Published October 1, 2010
Kim Donehower, Charlotte Hogg, and Eileen Schell, Rural Literacies, Southern Illinois UP, 2007, 192 pages, ISBN: 9780822961079

Most composition and literacy scholars are aware of the effects that identity may have on the writing and reading abilities of our students. Numerous texts have examined literacy, rhetoric, and composition from racial perspectives, ability perspectives, and gendered perspectives. Yet the effects that rurality may have on literacy and writing has received less attention in scholarship. Professionals in literacy and composition have a predisposition or preference for examining urban life and location in literacy and writing but few explore rural ways of knowing.

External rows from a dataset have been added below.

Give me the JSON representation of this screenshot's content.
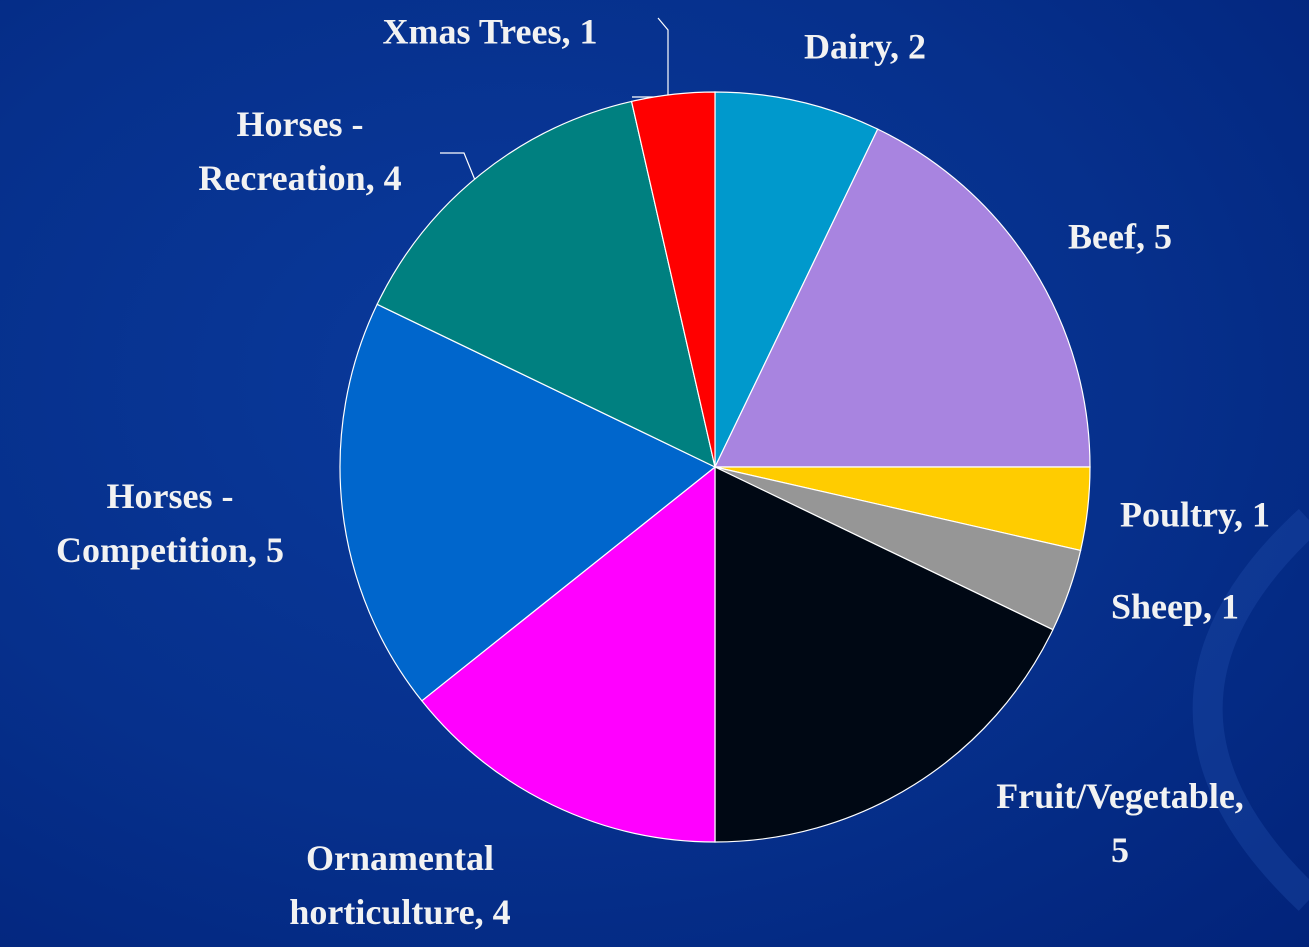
{
  "chart_data": {
    "type": "pie",
    "values": [
      2,
      5,
      1,
      1,
      5,
      4,
      5,
      4,
      1
    ],
    "value_labels": [
      "Dairy, 2",
      "Beef, 5",
      "Poultry, 1",
      "Sheep, 1",
      "Fruit/Vegetable, 5",
      "Ornamental horticulture, 4",
      "Horses - Competition, 5",
      "Horses - Recreation, 4",
      "Xmas Trees, 1"
    ],
    "colors": [
      "#0099cc",
      "#a884e0",
      "#ffcc00",
      "#969696",
      "#000814",
      "#ff00ff",
      "#0066cc",
      "#008080",
      "#ff0000"
    ]
  }
}
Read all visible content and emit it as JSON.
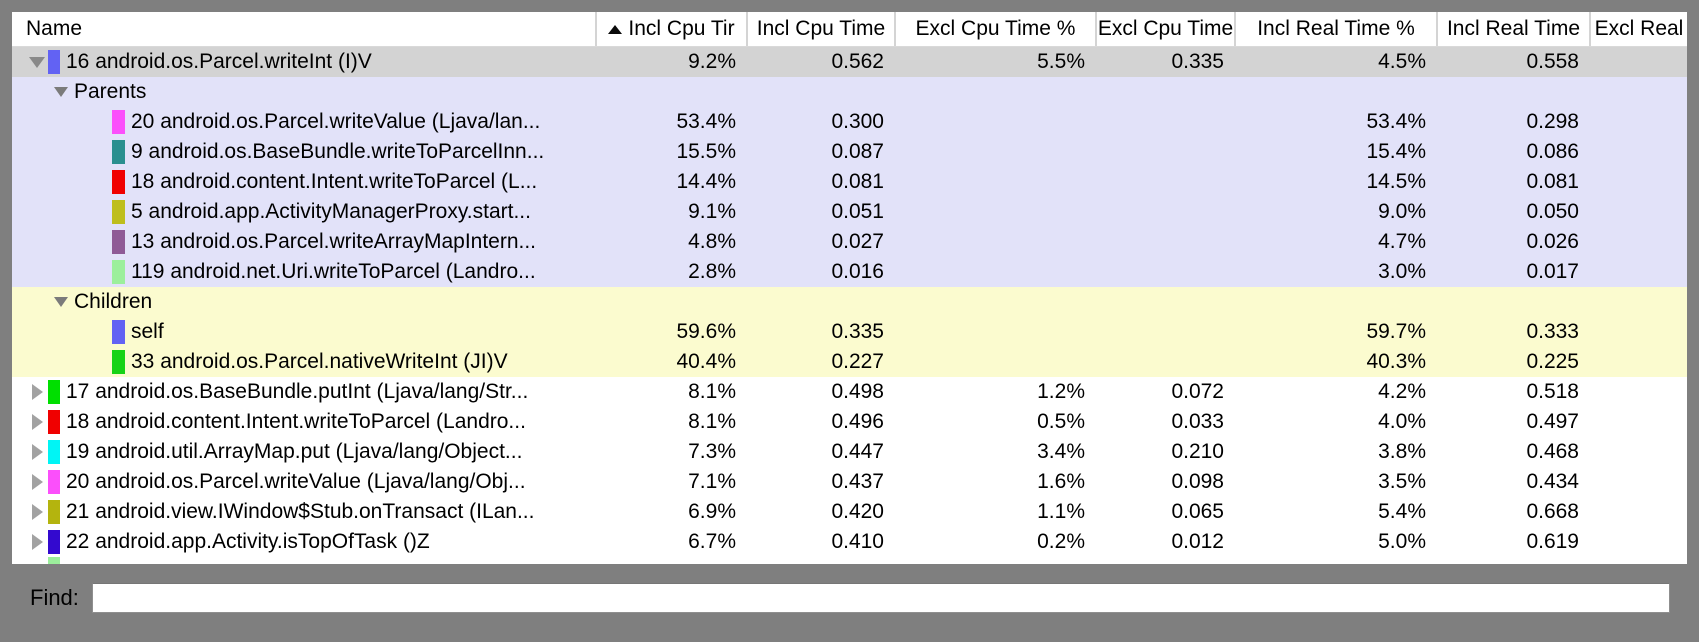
{
  "window": {
    "bg": "#7f7f7f"
  },
  "colors": {
    "selected_row": "#d3d3d3",
    "parents_section": "#e2e2f9",
    "children_section": "#fbfbcf",
    "row_default": "#ffffff"
  },
  "table": {
    "columns": [
      {
        "label": "Name",
        "align": "left"
      },
      {
        "label": "Incl Cpu Tir",
        "sorted": "asc"
      },
      {
        "label": "Incl Cpu Time"
      },
      {
        "label": "Excl Cpu Time %"
      },
      {
        "label": "Excl Cpu Time"
      },
      {
        "label": "Incl Real Time %"
      },
      {
        "label": "Incl Real Time"
      },
      {
        "label": "Excl Real"
      }
    ],
    "rows": [
      {
        "kind": "root",
        "section": "selected",
        "disclosure": "down",
        "swatch": "#6262f3",
        "name": "16 android.os.Parcel.writeInt (I)V",
        "values": [
          "9.2%",
          "0.562",
          "5.5%",
          "0.335",
          "4.5%",
          "0.558",
          ""
        ]
      },
      {
        "kind": "group",
        "section": "parents",
        "disclosure": "down",
        "swatch": null,
        "name": "Parents",
        "values": [
          "",
          "",
          "",
          "",
          "",
          "",
          ""
        ]
      },
      {
        "kind": "item",
        "section": "parents",
        "disclosure": null,
        "swatch": "#fb4ffb",
        "name": "20 android.os.Parcel.writeValue (Ljava/lan...",
        "values": [
          "53.4%",
          "0.300",
          "",
          "",
          "53.4%",
          "0.298",
          ""
        ]
      },
      {
        "kind": "item",
        "section": "parents",
        "disclosure": null,
        "swatch": "#2a8f8f",
        "name": "9 android.os.BaseBundle.writeToParcelInn...",
        "values": [
          "15.5%",
          "0.087",
          "",
          "",
          "15.4%",
          "0.086",
          ""
        ]
      },
      {
        "kind": "item",
        "section": "parents",
        "disclosure": null,
        "swatch": "#f00000",
        "name": "18 android.content.Intent.writeToParcel (L...",
        "values": [
          "14.4%",
          "0.081",
          "",
          "",
          "14.5%",
          "0.081",
          ""
        ]
      },
      {
        "kind": "item",
        "section": "parents",
        "disclosure": null,
        "swatch": "#bebe1c",
        "name": "5 android.app.ActivityManagerProxy.start...",
        "values": [
          "9.1%",
          "0.051",
          "",
          "",
          "9.0%",
          "0.050",
          ""
        ]
      },
      {
        "kind": "item",
        "section": "parents",
        "disclosure": null,
        "swatch": "#8f5a96",
        "name": "13 android.os.Parcel.writeArrayMapIntern...",
        "values": [
          "4.8%",
          "0.027",
          "",
          "",
          "4.7%",
          "0.026",
          ""
        ]
      },
      {
        "kind": "item",
        "section": "parents",
        "disclosure": null,
        "swatch": "#9cef9c",
        "name": "119 android.net.Uri.writeToParcel (Landro...",
        "values": [
          "2.8%",
          "0.016",
          "",
          "",
          "3.0%",
          "0.017",
          ""
        ]
      },
      {
        "kind": "group",
        "section": "children",
        "disclosure": "down",
        "swatch": null,
        "name": "Children",
        "values": [
          "",
          "",
          "",
          "",
          "",
          "",
          ""
        ]
      },
      {
        "kind": "item",
        "section": "children",
        "disclosure": null,
        "swatch": "#6262f3",
        "name": "self",
        "values": [
          "59.6%",
          "0.335",
          "",
          "",
          "59.7%",
          "0.333",
          ""
        ]
      },
      {
        "kind": "item",
        "section": "children",
        "disclosure": null,
        "swatch": "#17d317",
        "name": "33 android.os.Parcel.nativeWriteInt (JI)V",
        "values": [
          "40.4%",
          "0.227",
          "",
          "",
          "40.3%",
          "0.225",
          ""
        ]
      },
      {
        "kind": "root",
        "section": "none",
        "disclosure": "right",
        "swatch": "#00df00",
        "name": "17 android.os.BaseBundle.putInt (Ljava/lang/Str...",
        "values": [
          "8.1%",
          "0.498",
          "1.2%",
          "0.072",
          "4.2%",
          "0.518",
          ""
        ]
      },
      {
        "kind": "root",
        "section": "none",
        "disclosure": "right",
        "swatch": "#f00000",
        "name": "18 android.content.Intent.writeToParcel (Landro...",
        "values": [
          "8.1%",
          "0.496",
          "0.5%",
          "0.033",
          "4.0%",
          "0.497",
          ""
        ]
      },
      {
        "kind": "root",
        "section": "none",
        "disclosure": "right",
        "swatch": "#00f5f5",
        "name": "19 android.util.ArrayMap.put (Ljava/lang/Object...",
        "values": [
          "7.3%",
          "0.447",
          "3.4%",
          "0.210",
          "3.8%",
          "0.468",
          ""
        ]
      },
      {
        "kind": "root",
        "section": "none",
        "disclosure": "right",
        "swatch": "#fb4ffb",
        "name": "20 android.os.Parcel.writeValue (Ljava/lang/Obj...",
        "values": [
          "7.1%",
          "0.437",
          "1.6%",
          "0.098",
          "3.5%",
          "0.434",
          ""
        ]
      },
      {
        "kind": "root",
        "section": "none",
        "disclosure": "right",
        "swatch": "#b4b40e",
        "name": "21 android.view.IWindow$Stub.onTransact (ILan...",
        "values": [
          "6.9%",
          "0.420",
          "1.1%",
          "0.065",
          "5.4%",
          "0.668",
          ""
        ]
      },
      {
        "kind": "root",
        "section": "none",
        "disclosure": "right",
        "swatch": "#3309cf",
        "name": "22 android.app.Activity.isTopOfTask ()Z",
        "values": [
          "6.7%",
          "0.410",
          "0.2%",
          "0.012",
          "5.0%",
          "0.619",
          ""
        ]
      },
      {
        "kind": "sliver",
        "section": "none",
        "disclosure": null,
        "swatch": "#9cef9c",
        "name": "",
        "values": [
          "",
          "",
          "",
          "",
          "",
          "",
          ""
        ]
      }
    ]
  },
  "find": {
    "label": "Find:",
    "value": ""
  }
}
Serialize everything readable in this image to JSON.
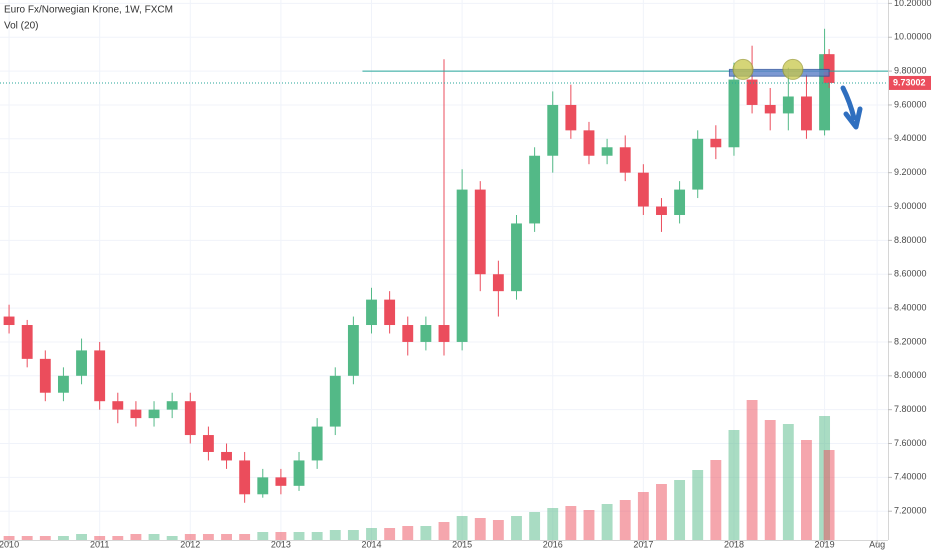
{
  "chart_data": {
    "type": "candlestick",
    "title": "Euro Fx/Norwegian Krone, 1W, FXCM",
    "subtitle": "Vol (20)",
    "xlim": [
      2009.9,
      2019.7
    ],
    "xticks": [
      {
        "value": 2010,
        "label": "2010"
      },
      {
        "value": 2011,
        "label": "2011"
      },
      {
        "value": 2012,
        "label": "2012"
      },
      {
        "value": 2013,
        "label": "2013"
      },
      {
        "value": 2014,
        "label": "2014"
      },
      {
        "value": 2015,
        "label": "2015"
      },
      {
        "value": 2016,
        "label": "2016"
      },
      {
        "value": 2017,
        "label": "2017"
      },
      {
        "value": 2018,
        "label": "2018"
      },
      {
        "value": 2019,
        "label": "2019"
      },
      {
        "value": 2019.58,
        "label": "Aug"
      }
    ],
    "ylim": [
      7.03,
      10.22
    ],
    "yticks": [
      {
        "value": 7.2,
        "label": "7.20000"
      },
      {
        "value": 7.4,
        "label": "7.40000"
      },
      {
        "value": 7.6,
        "label": "7.60000"
      },
      {
        "value": 7.8,
        "label": "7.80000"
      },
      {
        "value": 8.0,
        "label": "8.00000"
      },
      {
        "value": 8.2,
        "label": "8.20000"
      },
      {
        "value": 8.4,
        "label": "8.40000"
      },
      {
        "value": 8.6,
        "label": "8.60000"
      },
      {
        "value": 8.8,
        "label": "8.80000"
      },
      {
        "value": 9.0,
        "label": "9.00000"
      },
      {
        "value": 9.2,
        "label": "9.20000"
      },
      {
        "value": 9.4,
        "label": "9.40000"
      },
      {
        "value": 9.6,
        "label": "9.60000"
      },
      {
        "value": 9.8,
        "label": "9.80000"
      },
      {
        "value": 10.0,
        "label": "10.00000"
      },
      {
        "value": 10.2,
        "label": "10.20000"
      }
    ],
    "grid": true,
    "up_color": "#53b987",
    "down_color": "#eb4d5c",
    "x": [
      2010.0,
      2010.2,
      2010.4,
      2010.6,
      2010.8,
      2011.0,
      2011.2,
      2011.4,
      2011.6,
      2011.8,
      2012.0,
      2012.2,
      2012.4,
      2012.6,
      2012.8,
      2013.0,
      2013.2,
      2013.4,
      2013.6,
      2013.8,
      2014.0,
      2014.2,
      2014.4,
      2014.6,
      2014.8,
      2015.0,
      2015.2,
      2015.4,
      2015.6,
      2015.8,
      2016.0,
      2016.2,
      2016.4,
      2016.6,
      2016.8,
      2017.0,
      2017.2,
      2017.4,
      2017.6,
      2017.8,
      2018.0,
      2018.2,
      2018.4,
      2018.6,
      2018.8,
      2019.0,
      2019.05
    ],
    "open": [
      8.35,
      8.3,
      8.1,
      7.9,
      8.0,
      8.15,
      7.85,
      7.8,
      7.75,
      7.8,
      7.85,
      7.65,
      7.55,
      7.5,
      7.3,
      7.4,
      7.35,
      7.5,
      7.7,
      8.0,
      8.3,
      8.45,
      8.3,
      8.2,
      8.3,
      8.2,
      9.1,
      8.6,
      8.5,
      8.9,
      9.3,
      9.6,
      9.45,
      9.3,
      9.35,
      9.2,
      9.0,
      8.95,
      9.1,
      9.4,
      9.35,
      9.75,
      9.6,
      9.55,
      9.65,
      9.45,
      9.9
    ],
    "high": [
      8.42,
      8.33,
      8.15,
      8.05,
      8.22,
      8.2,
      7.9,
      7.85,
      7.85,
      7.9,
      7.9,
      7.7,
      7.6,
      7.55,
      7.45,
      7.45,
      7.55,
      7.75,
      8.05,
      8.35,
      8.52,
      8.5,
      8.35,
      8.35,
      9.87,
      9.22,
      9.15,
      8.68,
      8.95,
      9.35,
      9.68,
      9.72,
      9.5,
      9.4,
      9.42,
      9.25,
      9.05,
      9.15,
      9.45,
      9.48,
      9.85,
      9.95,
      9.7,
      9.82,
      9.78,
      10.05,
      9.93
    ],
    "low": [
      8.25,
      8.05,
      7.85,
      7.85,
      7.95,
      7.8,
      7.72,
      7.7,
      7.7,
      7.75,
      7.6,
      7.5,
      7.45,
      7.25,
      7.28,
      7.3,
      7.32,
      7.45,
      7.65,
      7.95,
      8.25,
      8.25,
      8.12,
      8.15,
      8.12,
      8.15,
      8.5,
      8.35,
      8.45,
      8.85,
      9.2,
      9.4,
      9.25,
      9.25,
      9.15,
      8.95,
      8.85,
      8.9,
      9.05,
      9.28,
      9.3,
      9.55,
      9.45,
      9.45,
      9.4,
      9.42,
      9.7
    ],
    "close": [
      8.3,
      8.1,
      7.9,
      8.0,
      8.15,
      7.85,
      7.8,
      7.75,
      7.8,
      7.85,
      7.65,
      7.55,
      7.5,
      7.3,
      7.4,
      7.35,
      7.5,
      7.7,
      8.0,
      8.3,
      8.45,
      8.3,
      8.2,
      8.3,
      8.2,
      9.1,
      8.6,
      8.5,
      8.9,
      9.3,
      9.6,
      9.45,
      9.3,
      9.35,
      9.2,
      9.0,
      8.95,
      9.1,
      9.4,
      9.35,
      9.75,
      9.6,
      9.55,
      9.65,
      9.45,
      9.9,
      9.73
    ],
    "volume": [
      2,
      2,
      2,
      2,
      3,
      2,
      2,
      3,
      3,
      2,
      3,
      3,
      3,
      3,
      4,
      4,
      4,
      4,
      5,
      5,
      6,
      6,
      7,
      7,
      9,
      12,
      11,
      10,
      12,
      14,
      16,
      17,
      15,
      18,
      20,
      24,
      28,
      30,
      35,
      40,
      55,
      70,
      60,
      58,
      50,
      62,
      45
    ],
    "resistance_line": {
      "value": 9.8,
      "start": 2013.9,
      "color": "#26a69a"
    },
    "zone": {
      "low": 9.77,
      "high": 9.81,
      "start": 2017.95,
      "end": 2019.05,
      "color": "#5b7fc7"
    },
    "touches": {
      "x": [
        2018.1,
        2018.65
      ],
      "y": [
        9.81,
        9.81
      ],
      "color": "#c8c84a"
    },
    "last_price": {
      "value": 9.73002,
      "label": "9.73002",
      "color": "#eb4d5c"
    }
  }
}
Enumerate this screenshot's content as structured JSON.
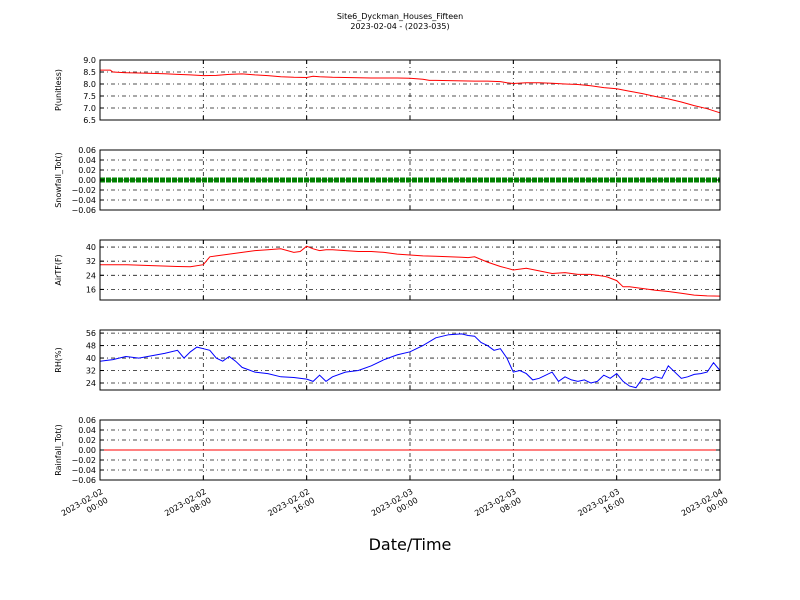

Two books exploring rural literacy and composition immediately come to mind: Shirley Brice Heath’s Ways With Words and Rural Voices: Place Conscious Education and the Teaching of Writing, edited by Robert Brooks. Kim Donehower, Charlotte Hogg, and Eileen E. Schell recognize this deficiency and bring attention to it in their text Rural Literacies. In the text, they cover such subjects as rhetorics of rurality, literacy work in rural communities, prejudices against the rural, and sustainability in rural communities through literacy initiatives. Their work proves to be an important contribution to studies of rurality and geography in composition and literacy, even though their analysis of social conditions and literacy amongst rural community members seems idealistic in regards to their construction of social class, race, and gender relations. In addition, their work serves as a welcome demonstration of the ways academia may bridge the public/private divide.